“A significant part of the Roma are unfit for coexistence. . . . These Roma are animals, and they behave like animals. . . . Inarticulate sounds pour out of their bestial skulls. . . . These animals shouldn’t be allowed to exist. In no way. That needs to be solved — immediately and regardless of the method.”
These words were written not in 1943 but in 2013. They are from an article by Zsolt Bayer, one of the founders of Hungary’s ruling party, Fidesz, and a friend of Prime Minister Viktor Orban. Bayer’s attitude toward the Roma (Gypsies) is part of a broader theory that big corporations, leftists, Jews and Muslim migrants are engaged in a conspiracy to undermine Hungarian identity. “There are all kinds of weapons: traditional, chemical, atomic,” Bayer argues. “And now we see that there are also racial weapons. This is the weapon that they, the ‘invisible hands,’ have employed against Europe and against the white race.”

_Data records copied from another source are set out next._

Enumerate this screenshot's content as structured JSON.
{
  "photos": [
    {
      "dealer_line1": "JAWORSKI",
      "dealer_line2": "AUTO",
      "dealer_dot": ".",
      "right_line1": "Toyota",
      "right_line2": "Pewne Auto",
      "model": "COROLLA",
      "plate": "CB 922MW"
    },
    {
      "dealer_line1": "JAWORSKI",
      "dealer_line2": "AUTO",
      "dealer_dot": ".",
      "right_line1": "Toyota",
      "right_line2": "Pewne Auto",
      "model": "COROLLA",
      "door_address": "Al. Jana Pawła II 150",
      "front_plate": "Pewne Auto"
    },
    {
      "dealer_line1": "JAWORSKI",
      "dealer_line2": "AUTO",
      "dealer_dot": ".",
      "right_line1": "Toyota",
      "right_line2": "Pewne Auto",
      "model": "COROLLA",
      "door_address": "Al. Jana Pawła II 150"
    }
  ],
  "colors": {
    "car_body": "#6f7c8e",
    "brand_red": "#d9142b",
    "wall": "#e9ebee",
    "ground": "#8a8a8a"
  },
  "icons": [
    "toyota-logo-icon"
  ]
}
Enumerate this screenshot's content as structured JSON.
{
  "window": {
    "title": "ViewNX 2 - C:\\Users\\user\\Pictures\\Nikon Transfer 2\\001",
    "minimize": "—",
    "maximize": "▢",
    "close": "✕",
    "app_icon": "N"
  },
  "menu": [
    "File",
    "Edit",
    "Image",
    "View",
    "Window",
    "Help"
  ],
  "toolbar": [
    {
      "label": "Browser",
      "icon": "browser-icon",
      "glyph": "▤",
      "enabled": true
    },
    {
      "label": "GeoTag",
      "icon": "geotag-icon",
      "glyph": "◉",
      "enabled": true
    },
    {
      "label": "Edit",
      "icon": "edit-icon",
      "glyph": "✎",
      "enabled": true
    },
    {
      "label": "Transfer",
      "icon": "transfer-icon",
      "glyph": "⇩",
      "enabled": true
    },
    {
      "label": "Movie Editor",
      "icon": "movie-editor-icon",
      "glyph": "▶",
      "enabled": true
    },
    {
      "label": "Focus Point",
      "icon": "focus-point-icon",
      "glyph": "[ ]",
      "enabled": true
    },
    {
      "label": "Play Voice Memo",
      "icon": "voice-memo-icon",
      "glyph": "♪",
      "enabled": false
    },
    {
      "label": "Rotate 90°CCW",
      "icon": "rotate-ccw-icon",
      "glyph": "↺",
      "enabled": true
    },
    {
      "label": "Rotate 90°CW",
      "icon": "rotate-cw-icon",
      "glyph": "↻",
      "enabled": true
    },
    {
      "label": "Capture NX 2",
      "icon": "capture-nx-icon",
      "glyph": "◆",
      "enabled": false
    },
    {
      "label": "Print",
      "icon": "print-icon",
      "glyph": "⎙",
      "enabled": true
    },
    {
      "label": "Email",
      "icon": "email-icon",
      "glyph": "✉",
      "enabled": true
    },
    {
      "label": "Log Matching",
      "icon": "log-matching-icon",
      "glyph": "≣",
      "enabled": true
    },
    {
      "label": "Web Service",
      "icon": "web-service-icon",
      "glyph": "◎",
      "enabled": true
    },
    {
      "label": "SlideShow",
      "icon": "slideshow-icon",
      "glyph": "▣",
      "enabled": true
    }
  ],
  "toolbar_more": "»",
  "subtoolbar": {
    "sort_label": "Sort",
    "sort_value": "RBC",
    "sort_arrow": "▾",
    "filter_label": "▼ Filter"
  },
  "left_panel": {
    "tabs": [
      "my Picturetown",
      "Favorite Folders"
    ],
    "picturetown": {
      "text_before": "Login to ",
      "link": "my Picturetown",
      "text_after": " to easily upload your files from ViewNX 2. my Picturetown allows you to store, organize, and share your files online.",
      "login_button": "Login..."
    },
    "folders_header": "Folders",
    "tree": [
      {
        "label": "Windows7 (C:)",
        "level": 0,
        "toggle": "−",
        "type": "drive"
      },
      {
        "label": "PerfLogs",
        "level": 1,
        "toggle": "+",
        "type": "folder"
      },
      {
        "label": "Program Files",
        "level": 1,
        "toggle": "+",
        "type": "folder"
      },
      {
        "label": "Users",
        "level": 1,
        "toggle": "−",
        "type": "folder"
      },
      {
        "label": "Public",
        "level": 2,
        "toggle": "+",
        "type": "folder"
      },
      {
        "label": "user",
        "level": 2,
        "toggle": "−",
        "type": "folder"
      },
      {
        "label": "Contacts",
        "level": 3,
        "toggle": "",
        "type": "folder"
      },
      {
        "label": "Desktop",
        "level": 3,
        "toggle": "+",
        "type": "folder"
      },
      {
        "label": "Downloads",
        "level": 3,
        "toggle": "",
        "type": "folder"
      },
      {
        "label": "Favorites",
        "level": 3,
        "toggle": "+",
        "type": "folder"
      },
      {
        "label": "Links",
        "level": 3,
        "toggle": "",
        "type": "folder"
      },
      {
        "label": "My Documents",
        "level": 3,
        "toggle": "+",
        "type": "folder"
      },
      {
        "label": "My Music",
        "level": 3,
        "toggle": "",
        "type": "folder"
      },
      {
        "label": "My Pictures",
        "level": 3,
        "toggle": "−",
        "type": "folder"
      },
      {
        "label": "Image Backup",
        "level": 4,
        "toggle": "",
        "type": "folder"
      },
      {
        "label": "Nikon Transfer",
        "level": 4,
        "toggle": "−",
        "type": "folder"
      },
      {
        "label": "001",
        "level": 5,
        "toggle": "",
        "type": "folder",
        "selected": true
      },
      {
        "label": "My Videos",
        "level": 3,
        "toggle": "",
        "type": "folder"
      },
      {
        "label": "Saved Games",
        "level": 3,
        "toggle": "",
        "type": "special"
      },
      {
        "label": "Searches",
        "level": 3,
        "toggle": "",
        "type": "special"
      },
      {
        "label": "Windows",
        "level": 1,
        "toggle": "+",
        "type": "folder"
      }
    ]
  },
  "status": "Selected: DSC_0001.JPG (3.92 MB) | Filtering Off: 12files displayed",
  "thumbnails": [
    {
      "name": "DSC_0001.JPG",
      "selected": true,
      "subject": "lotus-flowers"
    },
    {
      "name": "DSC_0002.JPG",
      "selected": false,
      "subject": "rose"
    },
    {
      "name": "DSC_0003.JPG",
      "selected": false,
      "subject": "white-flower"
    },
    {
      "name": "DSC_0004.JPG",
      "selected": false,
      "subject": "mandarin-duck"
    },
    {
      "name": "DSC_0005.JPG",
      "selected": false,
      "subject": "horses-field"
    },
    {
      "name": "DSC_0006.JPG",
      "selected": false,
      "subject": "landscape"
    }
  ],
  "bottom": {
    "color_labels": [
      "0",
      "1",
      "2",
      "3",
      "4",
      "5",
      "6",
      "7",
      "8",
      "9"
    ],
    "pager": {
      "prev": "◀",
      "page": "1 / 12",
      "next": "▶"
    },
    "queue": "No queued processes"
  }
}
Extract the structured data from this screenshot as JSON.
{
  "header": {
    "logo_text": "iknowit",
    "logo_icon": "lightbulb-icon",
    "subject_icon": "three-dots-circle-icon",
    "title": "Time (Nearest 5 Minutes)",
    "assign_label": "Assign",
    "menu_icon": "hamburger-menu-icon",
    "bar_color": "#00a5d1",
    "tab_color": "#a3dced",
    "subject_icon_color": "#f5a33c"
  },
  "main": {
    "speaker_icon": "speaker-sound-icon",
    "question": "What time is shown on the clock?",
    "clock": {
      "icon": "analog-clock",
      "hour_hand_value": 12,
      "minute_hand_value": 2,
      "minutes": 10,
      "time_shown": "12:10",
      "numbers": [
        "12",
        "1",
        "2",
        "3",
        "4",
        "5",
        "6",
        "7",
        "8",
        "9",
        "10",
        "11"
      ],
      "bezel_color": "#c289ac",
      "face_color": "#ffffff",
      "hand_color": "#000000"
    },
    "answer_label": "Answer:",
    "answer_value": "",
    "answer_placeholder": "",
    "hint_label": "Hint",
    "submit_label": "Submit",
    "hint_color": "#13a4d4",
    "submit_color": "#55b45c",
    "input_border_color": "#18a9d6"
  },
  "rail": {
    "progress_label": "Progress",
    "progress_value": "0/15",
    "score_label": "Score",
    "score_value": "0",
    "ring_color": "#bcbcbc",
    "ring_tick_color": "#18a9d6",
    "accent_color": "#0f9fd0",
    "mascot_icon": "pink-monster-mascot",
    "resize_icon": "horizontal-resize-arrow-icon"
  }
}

Orban is not quite so blunt, but he seems more than willing to gather the political benefit of ethno-nationalism. “We, the Hungarians of national solidarity,” he has said, “must squeeze all disunity out of Hungarian life.”
Hostility to outsiders, of course, preexisted the political movement taking advantage of it. But what role does leadership play in encouraging this attitude? This has been a topic of recent research by Emile Bruneau of the University of Pennsylvania and Nour Kteily of Northwestern University. They have devised an appropriately offensive scale on which to measure blatant dehumanization. In September 2014, a representative sample of Hungarians was asked to place Muslim migrants somewhere on the familiar “ascent of man” scientific illustration — the one showing the gradual development from ape to Homo sapiens. The same survey was conducted in October 2015. In a little over a year, the level of blatant dehumanization in Hungary doubled.
There are a number of possible explanations. But Bruneau postulates that political rhetoric played a role. “When people see this as normative,” he told me, “they are more likely to express themselves.”
Bruneau has also studied the disturbing neuroscience of bigotry. One might expect dehumanization to light up emotional, pre-rational parts of the limbic system. Instead, he said, “it is deeply seated in the cortex, in a reasoned cognitive response.” Viewing others as less than human involves a very conscious and deliberate decision.
“Dehumanization,” argued Bruneau, “morally disengages us.” Most humans hold to a morality that forbids harm to other humans. But if someone is regarded as less than human, those moral rules no longer apply. This rationalization is what allows people who commit genocide to go home, kiss their children and sleep at night. It is also what leads Bayer to say: “Whoever runs over a Gypsy child is acting correctly if he gives no thought to stopping and steps hard on the accelerator.”
How does this relate to U.S. politics? In a survey of Americans conducted by Bruneau and Kteily, the dehumanization of Muslims (as you’d expect) was a strong predictor of support for policies such as carpet bombing in the Middle East and denying visas to Muslims. “Conservatism does predict some support for these positions,” said Bruneau, “but dehumanization goes above and beyond this. It is more strongly predictive than political ideology.”
Blatant dehumanization was also more strongly correlated with support for Donald Trump than for any other candidate.
If political leadership can increase dehumanization — as the evidence seems to indicate — Trump is guilty of it. He has falsely asserted that “thousands and thousands” of Muslims cheered after the World Trade Center came down and that Syrian refugees are entering the United States with “cellphones with ISIS flags on them.” He has called for a ban on Muslim immigration and the establishment of a database to track Muslims in the United States. “I want surveillance of these people,” Trump has said. And: “We’re going to have to do things that we never did before.”
Trump has turned legitimate concerns about terrorism into the indictment of a religion. In his rhetoric, the distinction between “these people” and the American “we” is clear enough. But there is a problem, other than the obvious ethical one. Bruneau and Kteily also surveyed Muslim Americans. And the more they feel dehumanized, the less likely they are to report activities that might be related to radicalization.
This is a vicious and dangerous cycle: dehumanizing rhetoric, leading to distrust of government and law enforcement, contributing to tragedies that feed dehumanizing rhetoric. Both our ideals and our safety are compromised when politicians provide permission for bigotry.